U.S. House candidates Dusty Johnson and Shantel Krebs more forthrightly criticize the core principle of the program, allowing rich foreigners to buy their way into America:
Johnson in a statement said: “I have real concerns with EB-5 as a program, and couldn’t support its continuation ‘as is.’ EB-5 has strayed from its original purpose. As I understand it, the intent of the program was to attract people who wanted to bring their business to America, for example, a dairy farmer from the Netherlands who sells his operation, moves to South Dakota, and invests the proceeds in a dairy operation here.

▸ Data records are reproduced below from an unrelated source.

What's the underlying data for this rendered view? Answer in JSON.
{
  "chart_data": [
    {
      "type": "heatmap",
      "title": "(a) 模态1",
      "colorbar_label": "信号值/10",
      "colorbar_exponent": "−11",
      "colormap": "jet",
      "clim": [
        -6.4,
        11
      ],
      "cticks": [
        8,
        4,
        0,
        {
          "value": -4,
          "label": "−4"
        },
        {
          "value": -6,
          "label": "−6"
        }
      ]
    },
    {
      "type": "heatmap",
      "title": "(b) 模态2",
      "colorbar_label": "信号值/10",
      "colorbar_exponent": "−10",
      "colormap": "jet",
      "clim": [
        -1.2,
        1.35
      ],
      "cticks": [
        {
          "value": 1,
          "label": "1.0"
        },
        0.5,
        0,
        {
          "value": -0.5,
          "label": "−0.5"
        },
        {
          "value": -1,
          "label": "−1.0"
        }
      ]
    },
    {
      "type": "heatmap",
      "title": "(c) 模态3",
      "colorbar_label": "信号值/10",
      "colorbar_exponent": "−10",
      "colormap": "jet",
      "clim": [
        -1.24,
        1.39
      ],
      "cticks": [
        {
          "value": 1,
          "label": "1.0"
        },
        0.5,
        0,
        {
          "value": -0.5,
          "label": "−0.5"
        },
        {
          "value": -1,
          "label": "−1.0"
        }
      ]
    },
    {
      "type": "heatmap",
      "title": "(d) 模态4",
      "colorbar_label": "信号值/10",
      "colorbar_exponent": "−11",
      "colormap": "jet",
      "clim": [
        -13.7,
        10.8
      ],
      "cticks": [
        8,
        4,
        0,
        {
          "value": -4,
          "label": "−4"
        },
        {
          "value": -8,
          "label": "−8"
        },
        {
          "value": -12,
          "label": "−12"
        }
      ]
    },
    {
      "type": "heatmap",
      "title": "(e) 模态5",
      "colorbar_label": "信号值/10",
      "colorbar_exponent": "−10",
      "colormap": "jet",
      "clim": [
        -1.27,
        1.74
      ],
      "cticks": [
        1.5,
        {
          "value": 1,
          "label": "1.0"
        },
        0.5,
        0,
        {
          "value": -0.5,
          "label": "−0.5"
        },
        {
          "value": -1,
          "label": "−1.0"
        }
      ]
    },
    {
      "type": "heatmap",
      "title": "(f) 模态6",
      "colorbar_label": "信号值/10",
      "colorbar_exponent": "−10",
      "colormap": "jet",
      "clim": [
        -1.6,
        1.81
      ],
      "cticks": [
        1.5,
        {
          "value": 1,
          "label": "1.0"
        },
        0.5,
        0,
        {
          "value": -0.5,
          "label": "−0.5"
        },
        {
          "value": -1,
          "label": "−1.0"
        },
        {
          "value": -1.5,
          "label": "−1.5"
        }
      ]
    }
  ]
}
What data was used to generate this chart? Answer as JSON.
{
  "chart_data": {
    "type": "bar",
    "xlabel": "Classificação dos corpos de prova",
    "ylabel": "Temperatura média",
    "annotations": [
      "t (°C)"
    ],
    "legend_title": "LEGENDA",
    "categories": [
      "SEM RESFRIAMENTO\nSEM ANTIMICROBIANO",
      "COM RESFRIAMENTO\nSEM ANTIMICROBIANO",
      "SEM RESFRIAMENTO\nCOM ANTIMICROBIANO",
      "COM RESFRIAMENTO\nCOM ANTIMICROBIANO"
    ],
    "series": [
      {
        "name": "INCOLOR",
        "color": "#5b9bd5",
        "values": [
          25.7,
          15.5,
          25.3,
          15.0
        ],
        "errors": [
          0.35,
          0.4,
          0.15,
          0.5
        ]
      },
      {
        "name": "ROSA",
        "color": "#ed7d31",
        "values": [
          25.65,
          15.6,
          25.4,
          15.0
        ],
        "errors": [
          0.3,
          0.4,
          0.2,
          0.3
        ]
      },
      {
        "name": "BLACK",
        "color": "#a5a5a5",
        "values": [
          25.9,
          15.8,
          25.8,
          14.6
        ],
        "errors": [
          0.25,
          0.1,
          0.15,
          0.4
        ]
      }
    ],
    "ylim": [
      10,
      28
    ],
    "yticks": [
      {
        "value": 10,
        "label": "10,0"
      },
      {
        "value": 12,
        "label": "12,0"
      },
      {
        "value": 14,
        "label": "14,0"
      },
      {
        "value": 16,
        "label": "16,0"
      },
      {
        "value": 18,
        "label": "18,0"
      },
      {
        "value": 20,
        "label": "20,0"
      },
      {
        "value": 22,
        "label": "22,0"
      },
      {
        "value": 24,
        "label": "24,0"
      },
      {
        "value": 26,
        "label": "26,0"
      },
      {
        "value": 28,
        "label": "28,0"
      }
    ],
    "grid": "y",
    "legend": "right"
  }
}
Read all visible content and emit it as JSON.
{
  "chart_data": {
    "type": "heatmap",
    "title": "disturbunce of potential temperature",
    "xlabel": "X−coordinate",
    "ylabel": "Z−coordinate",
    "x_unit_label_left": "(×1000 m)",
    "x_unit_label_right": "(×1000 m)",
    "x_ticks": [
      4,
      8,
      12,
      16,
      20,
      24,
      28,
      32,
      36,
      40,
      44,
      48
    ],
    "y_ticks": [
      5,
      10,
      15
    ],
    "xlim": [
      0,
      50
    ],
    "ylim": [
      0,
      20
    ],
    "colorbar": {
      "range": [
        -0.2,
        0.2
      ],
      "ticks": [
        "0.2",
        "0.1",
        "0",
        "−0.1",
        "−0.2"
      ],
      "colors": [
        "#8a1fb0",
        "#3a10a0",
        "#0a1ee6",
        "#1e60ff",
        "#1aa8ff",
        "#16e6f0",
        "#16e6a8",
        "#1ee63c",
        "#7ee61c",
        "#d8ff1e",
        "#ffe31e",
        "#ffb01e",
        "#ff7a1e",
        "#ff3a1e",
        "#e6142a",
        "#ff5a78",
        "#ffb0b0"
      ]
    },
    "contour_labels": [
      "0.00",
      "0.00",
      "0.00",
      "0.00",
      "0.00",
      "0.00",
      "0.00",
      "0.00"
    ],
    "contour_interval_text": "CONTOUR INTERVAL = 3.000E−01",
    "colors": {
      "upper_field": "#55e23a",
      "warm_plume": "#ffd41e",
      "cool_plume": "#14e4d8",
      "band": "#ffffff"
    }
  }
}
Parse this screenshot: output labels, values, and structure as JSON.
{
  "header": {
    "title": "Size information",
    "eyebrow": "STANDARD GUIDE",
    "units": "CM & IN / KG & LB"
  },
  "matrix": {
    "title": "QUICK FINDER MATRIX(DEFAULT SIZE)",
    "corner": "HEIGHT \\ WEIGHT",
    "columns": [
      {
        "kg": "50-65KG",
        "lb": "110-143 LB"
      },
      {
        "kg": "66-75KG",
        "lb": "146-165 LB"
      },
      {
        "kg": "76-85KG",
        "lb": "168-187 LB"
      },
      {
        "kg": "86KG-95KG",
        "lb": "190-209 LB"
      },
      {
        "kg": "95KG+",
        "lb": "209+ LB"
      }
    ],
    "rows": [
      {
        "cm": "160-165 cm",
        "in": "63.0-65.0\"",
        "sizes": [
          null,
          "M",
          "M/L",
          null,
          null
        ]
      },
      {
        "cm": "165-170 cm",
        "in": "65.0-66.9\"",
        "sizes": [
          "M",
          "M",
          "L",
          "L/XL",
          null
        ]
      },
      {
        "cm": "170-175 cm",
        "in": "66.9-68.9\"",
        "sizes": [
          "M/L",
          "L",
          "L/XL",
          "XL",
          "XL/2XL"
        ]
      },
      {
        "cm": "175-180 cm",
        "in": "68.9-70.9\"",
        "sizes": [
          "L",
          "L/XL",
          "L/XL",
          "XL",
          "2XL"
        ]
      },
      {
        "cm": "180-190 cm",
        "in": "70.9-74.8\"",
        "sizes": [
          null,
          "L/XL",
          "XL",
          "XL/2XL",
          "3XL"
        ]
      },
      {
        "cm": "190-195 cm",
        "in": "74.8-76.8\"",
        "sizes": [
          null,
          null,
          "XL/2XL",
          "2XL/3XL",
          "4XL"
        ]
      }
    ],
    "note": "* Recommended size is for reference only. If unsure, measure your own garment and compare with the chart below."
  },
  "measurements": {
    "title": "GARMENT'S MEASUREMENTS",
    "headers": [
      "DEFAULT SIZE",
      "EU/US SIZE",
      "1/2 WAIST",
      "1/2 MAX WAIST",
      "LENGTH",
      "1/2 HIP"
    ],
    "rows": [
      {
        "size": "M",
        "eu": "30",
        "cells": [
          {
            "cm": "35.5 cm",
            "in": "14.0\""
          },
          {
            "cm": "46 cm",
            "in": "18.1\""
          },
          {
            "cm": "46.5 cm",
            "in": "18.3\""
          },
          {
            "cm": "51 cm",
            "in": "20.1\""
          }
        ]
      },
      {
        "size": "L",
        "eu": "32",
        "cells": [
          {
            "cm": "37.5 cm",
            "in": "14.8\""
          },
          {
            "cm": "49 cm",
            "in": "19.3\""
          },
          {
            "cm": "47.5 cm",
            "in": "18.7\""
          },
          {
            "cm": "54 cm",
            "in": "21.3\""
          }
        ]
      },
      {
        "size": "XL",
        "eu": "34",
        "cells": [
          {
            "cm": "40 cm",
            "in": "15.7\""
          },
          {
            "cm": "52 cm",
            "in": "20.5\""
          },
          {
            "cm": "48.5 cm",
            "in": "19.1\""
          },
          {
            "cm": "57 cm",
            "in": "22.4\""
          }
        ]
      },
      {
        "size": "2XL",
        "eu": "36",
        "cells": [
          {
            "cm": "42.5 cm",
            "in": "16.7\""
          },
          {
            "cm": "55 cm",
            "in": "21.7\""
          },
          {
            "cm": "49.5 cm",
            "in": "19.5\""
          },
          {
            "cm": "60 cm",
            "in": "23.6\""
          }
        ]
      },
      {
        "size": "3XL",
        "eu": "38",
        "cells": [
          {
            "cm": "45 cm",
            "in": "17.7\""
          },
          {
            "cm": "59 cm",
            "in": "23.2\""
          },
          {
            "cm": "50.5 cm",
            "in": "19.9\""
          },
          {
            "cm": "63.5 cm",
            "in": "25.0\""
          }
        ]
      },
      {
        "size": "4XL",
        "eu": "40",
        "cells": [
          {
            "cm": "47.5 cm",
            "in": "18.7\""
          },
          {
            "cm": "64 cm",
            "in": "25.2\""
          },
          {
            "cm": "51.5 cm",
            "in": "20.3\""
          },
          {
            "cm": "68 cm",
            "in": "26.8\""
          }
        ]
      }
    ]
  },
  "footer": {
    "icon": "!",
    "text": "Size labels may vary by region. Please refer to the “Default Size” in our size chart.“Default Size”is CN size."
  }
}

“At some point, EB-5 evolved into a program that bundled the money of dozens of foreign investors. Unlike the Dutch farmer, these investors weren’t investing to build a business or earn a return. Instead, they were investing to secure a green card, and saw the $500,000 as the price of admission. As a result, quite a number of them invested in projects that were too risky to attract other financing, which led to high-profile bankruptcies of some EB-5 projects.
“I’m not at all convinced that today’s EB-5 program is good for our country. I’m interested in reforms that would return EB-5 to its roots, perhaps by limiting the number of EB-5 investments in a particular project, or by requiring that an EB-5 investor be actively involved in the management or operation of the enterprise.”
He added: “Increasing the minimum investment amount makes a great deal of sense. My preference would be to make that change along with other, more substantial, reforms to the program.”
Krebs in a statement said: “While I certainly support investment in our state and economic development, I have serious concerns about the possibility for abuse of the program as it stands and the potential that foreign investors would be able to buy entry into America. Entry into America is a privilege that must be earned.”
She added: “I fundamentally don’t agree with the program” [links added; Mercer, 2017.08.11].
Kudos to Johnson and Krebs for not adopting the namby-pambiness of the woman they want to replace in Washington on this issue.
Need to quit subsidizing huge dairies. The industry, lead by smaller family operations are being forced out in favor of over-producing cafo-dairies, Concentration of dairy in fewer hands decreases competition and will destroy small towns.
As usual, Noem is WAITING to be told what to say by the GOP. Completely lost without her daily talking points memo.
Interestingly, Mike, Dusty Johnson inkled in that direction. He praised the original EB-5 SD efforts that drew actual dairy operators on EB-5 visas to set up their own operations in SD. Those still weren’t “small” dairies, but they were smaller operations than the Veblen Dairies and the subsequent pooled-investment projects like Northern Beef Packers and Deadwood Mountain Grand that Dusty said were bad uses of EB-5.